Seperti diketahui, pemerintah resmi memberikan relaksasi izin ekspor pada lima komoditas tambang dan badan usaha setelah 10 Juni 2023 hingga Mei 2024 mendatang.
Menteri Energi dan Sumber Daya Mineral (ESDM) Arifin Tasrif mengungkapkan, pemerintah masih memberikan kesempatan bagi pemegang Izin Usaha Pertambangan (IUP) atau Izin Usaha Pertambangan Khusus (IUPK) mineral logam, khususnya untuk lima komoditas, untuk menjual hasil pengolahan mineralnya ke luar negeri sampai dengan Mei 2024.

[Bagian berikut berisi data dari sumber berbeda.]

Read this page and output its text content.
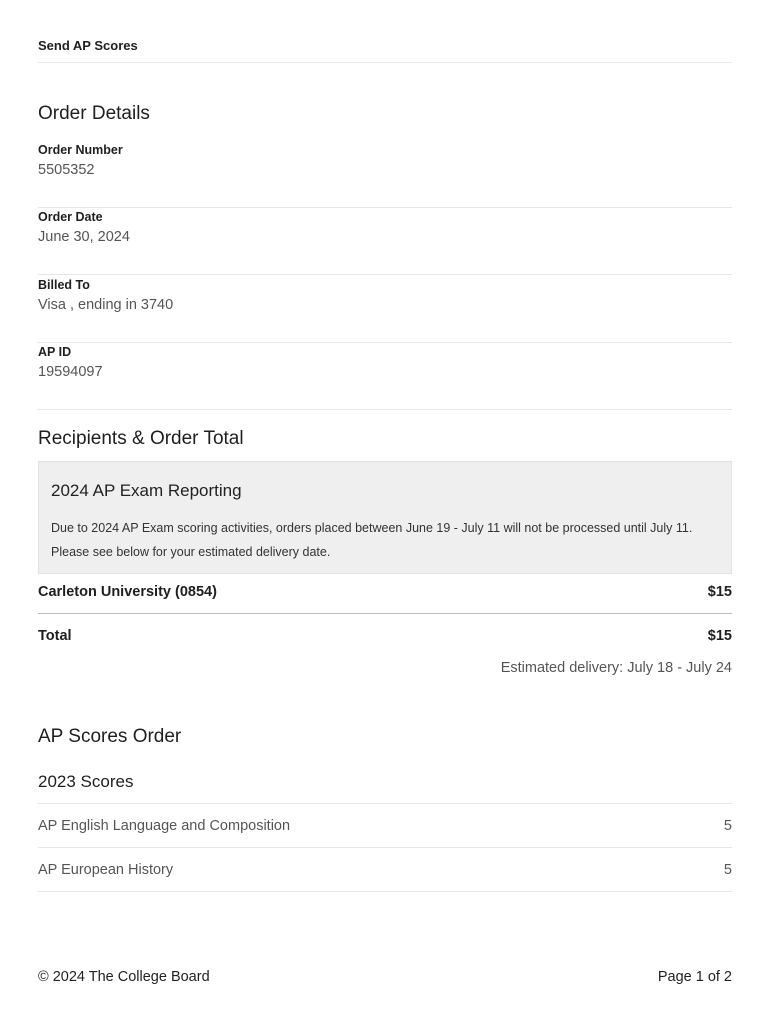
Send AP Scores
Order Details
Order Number
5505352
Order Date
June 30, 2024
Billed To
Visa , ending in 3740
AP ID
19594097
Recipients & Order Total
2024 AP Exam Reporting
Due to 2024 AP Exam scoring activities, orders placed between June 19 - July 11 will not be processed until July 11. Please see below for your estimated delivery date.
Carleton University (0854)	$15
Total	$15
Estimated delivery: July 18 - July 24
AP Scores Order
2023 Scores
AP English Language and Composition	5
AP European History	5
© 2024 The College Board	Page 1 of 2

Dia menyebut, relaksasi ekspor ini terbatas pada komoditas tembaga, besi, timbal, seng, dan lumpur anoda hasil pemurnian tembaga. Dari sisi badan usaha, terdapat lima badan usaha yang mendapatkan perpanjangan izin ekspor hingga Mei 2024, antara lain PT Freeport Indonesia, PT Amman Mineral Nusa Tenggara (AMNT), PT Sebuku Iron Lateritic Ores pemilik komoditas besi, lalu PT Kapuas Prima Coal dengan komoditas timbal, dan PT Kapuas Prima Coal dengan komoditas seng.
Kelima badan usaha tersebut mendapatkan perpanjangan izin ekspor hingga Mei 2024 karena progres pembangunan fasilitas pengolahan dan pemurnian mineral (smelter) yang dibangun oleh kelima perusahaan tersebut sudah di atas 51%, per Mei 2023 lalu.
Seperti diketahui, berdasarkan Undang-Undang No.3 tahun 2020 tentang Pertambangan Mineral dan Batu Bara (UU Minerba), pemerintah melarang ekspor mineral mentah setelah 10 Juni 2023.